Facebook Twitter Linked-in

Abdullah Yargı, Bobby Salman Sayyid'in ''Hilafeti Hatırlamak'' adlı kitabından hareketle Sayyid’in, Müslümanlar için hilafetin “gerekli” olduğu fikrine atıf yapıyor.

21'nci yüzyılda hilafeti uygulamak mümkün müdür? Hilafet konsepti ve reel-politik nasıl telif edilebilir veya edilebilir mi? Batı ve Doğu cephesi olarak ikiye ayrılmış dünyada yeni bir cephe ve yeni bir mevzi anlamına gelebilir mi? 

Halen Leeds Üniversitesi Sosyoloji bölümünde profesör olarak görev yapan Bobby Salman Sayyid'in ''Hilafeti Hatırlamak'' adlı kitabı bu sorulara tam olarak cevap vermiyor olsa da, bu soruların sorulması gerektiğini ima ediyor.

Salman Sayyid, 'Hilafeti Hatırlamak' adlı çalışmasını Eleştirel Müslüman Çalışmalarının bir ürünü olarak tanımlamaktadır. Eleştirel Müslüman Çalışmaları kısaca, Avrupamerkezciliğin dışına çıkıp, kolonyal psikolojiden kurtularak (dekolonyal) İslami-cate üzerine düşünmek ve analizde bulunmayı ifade eder. (Sayyid, 2017: 18). 
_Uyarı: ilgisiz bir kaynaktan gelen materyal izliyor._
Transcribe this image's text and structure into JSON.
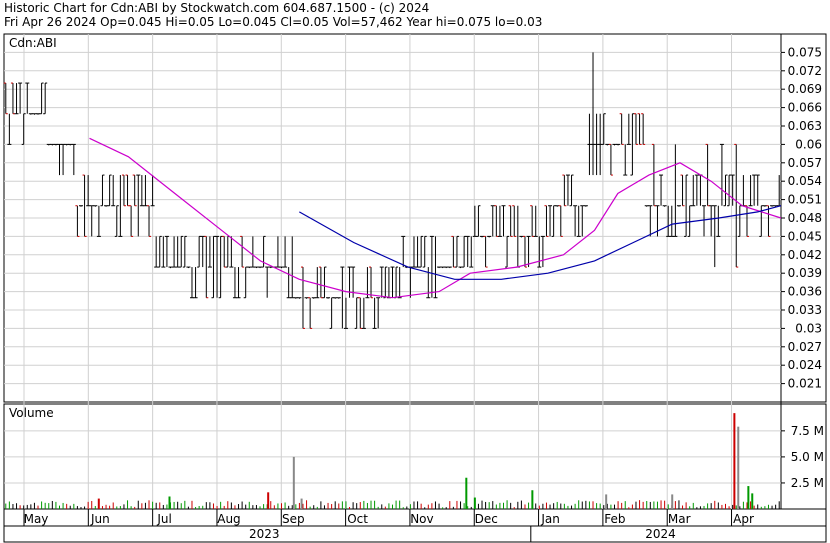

Kitap temelde Müslümanların kim olduklarına ve neyi aradıklarına dair bir soruşturma olarak görülebilir. Nitekim, tam da kitabın yayımlandığı tarihlerde IŞİD'in ortaya çıkması, Müslüman kimliğine dair spekülasyonları ve siyaseten neyi hedefledikleri gibi soruları beraberinde getirmiştir.

İslam'ın hem din hem de politik bir proje olarak nasıl anlaşıldığının incelenmesi 'Hilafeti Hatırlamak' kitabı ile beraber yeniden gündeme gelmiş ve dünya çapında yankı uyandırmıştır.

Gerçi Sayyid, çalışmasının herhangi bir devlet, parti, organizasyon veya (IŞİD vb.) güncel politik herhangi bir olayla ilgili olmadığını, siyaset teorisi türüne dahil olduğunu söylese de (2017: 10), siyaset ve İslam'ın yan yana geldiği her tekil olayda kendini hatırlatmaktadır.

Sayyid için 'hilafet', sömürgecilik sonrası yeni bir ufka kapı aralamak adına yapılan bir 'yeniden-kavramsallaştırmadır'. Bu sebeple Hizbu't-Tahrir'in anlayışına benzer şekilde nostaljik bir kurumu ihya çalışmasıyla ilgisi bulunmamaktadır.

Kendisinin ifadesiyle hilafet; 'sömürge sonrası dünyayı yeniden düzenleme özlemine sahip Müslümanlarla, sömürgeciliğin katı hiyerarşik yapısını devam ettirmek isteyen güçler arasındaki mücadeleyi ifade eden bir metafordur' (Sayyid, 2017: 43). 

Kitap birbirine bağlı iki spesifik parçaya ayrılmıştır. İlk bölüm, Müslüman kimliğinin doğasının liberalizm, laiklik, rölativizm ve demokrasi gibi değerleri içeren Batı söylemiyle ilişkisini araştırmaktadır.

Bu noktadan hareketle Sayyid, İslam'ı temsil makamında olanların (genellikle Müslüman yöneticiler) Batının entelektüelleri ve güç simsarları ile eşit bir şekilde diyaloga girmek istediklerinde, Batının evrenselci dilinin İslam'ın temsilini nasıl kısıtladığını ve engellediğini vurgulamaktadır.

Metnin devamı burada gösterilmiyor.